The comedy world is today in a state of slightly detached and ironic mourning after bizarrely popular gagsmith Michael McIntyre asphyxiated on stage laughing at his own joke.
Witnesses reported how the supremely smug humour-monger got so much amusement from an observational routine about how the toast in council estate and university staple meal beans on toast can get soggy from being covered in tomato sauce, he finally collapsed without even reaching the punch line.
Office worker Spencer Phillips, 26, from London told reporters “he was about half way through the show when he started a routine about beans on toast. He said about how if you put the beans all over the toast, it gets really soggy. Me and my girlfriend were in tears of laughter, because when you think about it, it’s true! Why put the beans on the toast? The toast gets soggy! The whole crowd was roaring with laughter at this point, and he clearly got caught up in it. He was laughing really hard himself already, and then said something about own-brand beans which seemed to tip him over the edge. He was really difficult to understand at this point as he was laughing so hard, then he doubled over and his shoulders heaved a couple of times before he fell flat on his face. The curtain came down and we knew then something was wrong. Ten minutes later a guy came out and said in a really cut up voice that the show was over as Michael had died. So sad, what a waste of life. And we never even got to hear how the routine ended.”

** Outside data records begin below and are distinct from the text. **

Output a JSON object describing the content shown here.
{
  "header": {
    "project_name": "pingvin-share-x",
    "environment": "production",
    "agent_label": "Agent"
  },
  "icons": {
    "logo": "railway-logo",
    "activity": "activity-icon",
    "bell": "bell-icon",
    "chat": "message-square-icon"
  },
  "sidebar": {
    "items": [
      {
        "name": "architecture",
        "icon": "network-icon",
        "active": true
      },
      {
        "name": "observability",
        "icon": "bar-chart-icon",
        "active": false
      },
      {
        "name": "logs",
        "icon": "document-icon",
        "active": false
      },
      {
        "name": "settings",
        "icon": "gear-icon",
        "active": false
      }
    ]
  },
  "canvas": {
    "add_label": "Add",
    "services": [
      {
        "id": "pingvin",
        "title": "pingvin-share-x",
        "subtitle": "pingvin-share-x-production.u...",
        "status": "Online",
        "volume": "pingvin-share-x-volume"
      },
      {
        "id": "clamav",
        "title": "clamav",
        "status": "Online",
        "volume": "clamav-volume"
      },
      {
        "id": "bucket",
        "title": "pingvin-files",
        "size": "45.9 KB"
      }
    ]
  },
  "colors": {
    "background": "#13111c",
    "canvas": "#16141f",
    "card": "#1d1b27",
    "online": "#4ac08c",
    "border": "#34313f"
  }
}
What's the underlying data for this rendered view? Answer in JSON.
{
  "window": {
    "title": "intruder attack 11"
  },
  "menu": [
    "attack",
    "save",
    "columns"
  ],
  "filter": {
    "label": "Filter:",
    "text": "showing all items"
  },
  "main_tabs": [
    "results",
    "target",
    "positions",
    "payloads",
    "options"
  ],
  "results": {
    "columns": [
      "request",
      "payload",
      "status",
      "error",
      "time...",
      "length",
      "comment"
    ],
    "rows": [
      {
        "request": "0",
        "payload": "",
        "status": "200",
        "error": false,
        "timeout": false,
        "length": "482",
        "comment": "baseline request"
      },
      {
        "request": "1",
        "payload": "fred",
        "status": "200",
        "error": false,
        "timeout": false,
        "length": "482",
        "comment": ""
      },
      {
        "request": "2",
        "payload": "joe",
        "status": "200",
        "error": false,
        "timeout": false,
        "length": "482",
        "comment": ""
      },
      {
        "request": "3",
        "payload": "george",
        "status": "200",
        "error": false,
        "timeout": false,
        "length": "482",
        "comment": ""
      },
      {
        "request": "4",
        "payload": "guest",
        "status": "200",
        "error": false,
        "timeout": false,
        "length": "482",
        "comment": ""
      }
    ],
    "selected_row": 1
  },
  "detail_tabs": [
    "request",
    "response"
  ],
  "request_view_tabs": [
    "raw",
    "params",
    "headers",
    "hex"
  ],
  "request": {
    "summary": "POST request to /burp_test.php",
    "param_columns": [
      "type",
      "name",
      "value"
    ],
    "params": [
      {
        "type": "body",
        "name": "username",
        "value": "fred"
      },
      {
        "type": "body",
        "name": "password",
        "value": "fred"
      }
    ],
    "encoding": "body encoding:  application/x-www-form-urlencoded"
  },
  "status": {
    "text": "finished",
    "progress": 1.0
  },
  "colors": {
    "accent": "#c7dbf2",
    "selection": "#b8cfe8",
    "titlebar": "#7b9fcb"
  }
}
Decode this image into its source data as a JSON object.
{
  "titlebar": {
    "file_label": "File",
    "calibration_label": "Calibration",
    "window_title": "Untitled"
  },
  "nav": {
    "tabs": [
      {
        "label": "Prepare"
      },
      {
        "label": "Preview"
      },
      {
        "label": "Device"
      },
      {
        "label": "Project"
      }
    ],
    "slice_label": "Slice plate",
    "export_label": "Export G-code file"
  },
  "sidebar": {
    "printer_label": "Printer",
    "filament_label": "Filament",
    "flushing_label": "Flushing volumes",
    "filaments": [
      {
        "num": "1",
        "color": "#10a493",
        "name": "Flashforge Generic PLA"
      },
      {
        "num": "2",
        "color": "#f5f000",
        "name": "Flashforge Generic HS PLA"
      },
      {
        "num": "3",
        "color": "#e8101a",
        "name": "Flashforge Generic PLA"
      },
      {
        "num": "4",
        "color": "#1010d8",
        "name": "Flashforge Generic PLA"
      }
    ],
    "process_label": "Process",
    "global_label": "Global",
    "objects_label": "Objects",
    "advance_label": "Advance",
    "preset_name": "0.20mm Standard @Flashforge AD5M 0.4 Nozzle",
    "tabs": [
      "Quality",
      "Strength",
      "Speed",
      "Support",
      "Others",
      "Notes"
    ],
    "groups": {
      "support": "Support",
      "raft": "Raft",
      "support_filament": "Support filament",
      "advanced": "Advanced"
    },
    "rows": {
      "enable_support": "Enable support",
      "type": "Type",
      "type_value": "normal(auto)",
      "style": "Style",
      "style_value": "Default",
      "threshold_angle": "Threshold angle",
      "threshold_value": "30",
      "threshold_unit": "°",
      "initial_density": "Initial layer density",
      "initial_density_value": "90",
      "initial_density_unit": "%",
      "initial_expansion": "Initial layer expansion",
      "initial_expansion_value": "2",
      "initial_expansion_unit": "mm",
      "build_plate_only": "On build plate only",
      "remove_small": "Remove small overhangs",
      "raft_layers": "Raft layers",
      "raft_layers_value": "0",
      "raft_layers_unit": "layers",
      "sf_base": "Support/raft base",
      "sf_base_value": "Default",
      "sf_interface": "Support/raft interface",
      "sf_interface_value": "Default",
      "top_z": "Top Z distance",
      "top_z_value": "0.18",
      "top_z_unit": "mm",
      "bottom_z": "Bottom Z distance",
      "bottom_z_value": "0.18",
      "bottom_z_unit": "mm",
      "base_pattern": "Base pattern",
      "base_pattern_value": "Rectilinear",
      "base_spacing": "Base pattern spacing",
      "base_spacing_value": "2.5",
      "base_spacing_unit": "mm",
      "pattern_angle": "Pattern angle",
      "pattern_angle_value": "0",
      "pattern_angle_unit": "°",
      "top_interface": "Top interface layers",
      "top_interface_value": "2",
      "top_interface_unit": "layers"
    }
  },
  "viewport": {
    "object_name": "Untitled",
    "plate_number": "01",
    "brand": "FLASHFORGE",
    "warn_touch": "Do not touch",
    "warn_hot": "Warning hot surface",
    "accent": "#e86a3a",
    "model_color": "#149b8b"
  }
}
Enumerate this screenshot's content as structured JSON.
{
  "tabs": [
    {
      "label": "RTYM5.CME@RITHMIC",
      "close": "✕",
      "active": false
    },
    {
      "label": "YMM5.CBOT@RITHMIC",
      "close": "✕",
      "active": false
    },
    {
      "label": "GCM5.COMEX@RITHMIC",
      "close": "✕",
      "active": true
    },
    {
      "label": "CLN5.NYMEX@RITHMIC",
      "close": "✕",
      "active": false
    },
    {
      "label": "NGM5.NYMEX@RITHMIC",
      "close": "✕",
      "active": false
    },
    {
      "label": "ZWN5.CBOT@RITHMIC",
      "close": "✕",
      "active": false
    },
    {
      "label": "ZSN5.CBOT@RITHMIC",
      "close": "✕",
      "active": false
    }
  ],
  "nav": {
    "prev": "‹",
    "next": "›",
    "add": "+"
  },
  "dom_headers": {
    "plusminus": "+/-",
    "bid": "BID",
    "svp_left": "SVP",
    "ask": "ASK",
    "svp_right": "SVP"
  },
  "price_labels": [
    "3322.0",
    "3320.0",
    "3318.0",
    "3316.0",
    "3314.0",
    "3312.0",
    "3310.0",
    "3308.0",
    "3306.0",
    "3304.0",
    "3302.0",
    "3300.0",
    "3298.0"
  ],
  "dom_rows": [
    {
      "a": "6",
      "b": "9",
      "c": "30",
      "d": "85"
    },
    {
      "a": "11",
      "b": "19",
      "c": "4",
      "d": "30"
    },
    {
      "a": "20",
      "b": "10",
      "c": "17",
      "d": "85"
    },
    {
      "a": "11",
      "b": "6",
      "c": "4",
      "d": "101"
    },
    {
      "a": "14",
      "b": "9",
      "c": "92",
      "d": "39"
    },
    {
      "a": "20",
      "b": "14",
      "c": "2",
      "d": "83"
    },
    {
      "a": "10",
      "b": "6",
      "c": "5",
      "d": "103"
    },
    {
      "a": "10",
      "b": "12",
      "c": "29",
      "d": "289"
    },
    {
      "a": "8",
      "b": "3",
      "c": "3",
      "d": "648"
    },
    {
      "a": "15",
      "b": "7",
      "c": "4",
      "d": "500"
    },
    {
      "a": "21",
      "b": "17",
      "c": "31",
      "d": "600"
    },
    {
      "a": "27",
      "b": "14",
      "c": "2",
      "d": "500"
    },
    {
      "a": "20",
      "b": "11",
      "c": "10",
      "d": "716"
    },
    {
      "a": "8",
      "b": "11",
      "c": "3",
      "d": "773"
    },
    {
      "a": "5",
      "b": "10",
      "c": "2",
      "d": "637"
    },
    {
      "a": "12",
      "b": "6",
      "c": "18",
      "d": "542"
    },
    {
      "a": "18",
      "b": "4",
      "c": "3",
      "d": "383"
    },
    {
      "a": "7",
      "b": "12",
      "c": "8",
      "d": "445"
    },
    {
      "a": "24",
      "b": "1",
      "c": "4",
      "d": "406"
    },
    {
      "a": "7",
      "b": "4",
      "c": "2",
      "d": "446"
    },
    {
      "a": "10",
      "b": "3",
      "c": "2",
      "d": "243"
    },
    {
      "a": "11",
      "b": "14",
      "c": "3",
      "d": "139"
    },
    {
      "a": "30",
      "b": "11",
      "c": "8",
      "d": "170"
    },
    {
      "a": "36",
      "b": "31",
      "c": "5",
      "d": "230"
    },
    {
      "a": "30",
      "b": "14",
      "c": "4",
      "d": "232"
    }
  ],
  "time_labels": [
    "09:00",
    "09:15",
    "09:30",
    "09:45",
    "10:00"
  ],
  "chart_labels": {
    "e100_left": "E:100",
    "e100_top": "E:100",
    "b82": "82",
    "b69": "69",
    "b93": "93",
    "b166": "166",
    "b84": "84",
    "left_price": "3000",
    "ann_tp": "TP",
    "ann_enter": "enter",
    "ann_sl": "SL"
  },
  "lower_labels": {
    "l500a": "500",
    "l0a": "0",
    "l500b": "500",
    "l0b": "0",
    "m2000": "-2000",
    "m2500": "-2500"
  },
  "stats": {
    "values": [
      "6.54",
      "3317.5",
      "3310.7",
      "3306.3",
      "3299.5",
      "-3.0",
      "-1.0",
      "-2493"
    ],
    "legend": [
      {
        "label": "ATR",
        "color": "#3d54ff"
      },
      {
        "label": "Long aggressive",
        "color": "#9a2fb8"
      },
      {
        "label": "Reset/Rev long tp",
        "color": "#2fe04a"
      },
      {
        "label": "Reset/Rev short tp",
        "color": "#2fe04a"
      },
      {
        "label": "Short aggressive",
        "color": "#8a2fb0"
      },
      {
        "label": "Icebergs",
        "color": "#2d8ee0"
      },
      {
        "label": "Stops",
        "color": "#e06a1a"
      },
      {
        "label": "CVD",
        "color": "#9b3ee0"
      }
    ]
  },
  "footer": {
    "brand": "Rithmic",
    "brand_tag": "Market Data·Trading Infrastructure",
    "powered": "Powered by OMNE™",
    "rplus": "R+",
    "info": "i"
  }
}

Fellow comedians rushed out to release statements via social network site Twitter this evening. Jason Manford tweeted “so sad to hear about MM. what a waste. Still, leaves a gap in the market for bland, inoffensive family fun” while Scottish person Frankie Boyle said “At least he died doing what he loved most. Laughing at his own brilliance”. Meanwhile, former comedian Peter Kay put “sad about Michaels death, but come on, beans on toast? BEANS ON TOAST?? Its no garlic bread is it? I mean, GARLIC BREAD?!”
A police statement issued this evening said that although the death was not being treated as suspicious, they were investigating claims that Mr McIntyre had been involved in handling stolen routines belonging to a Mr T Cooper.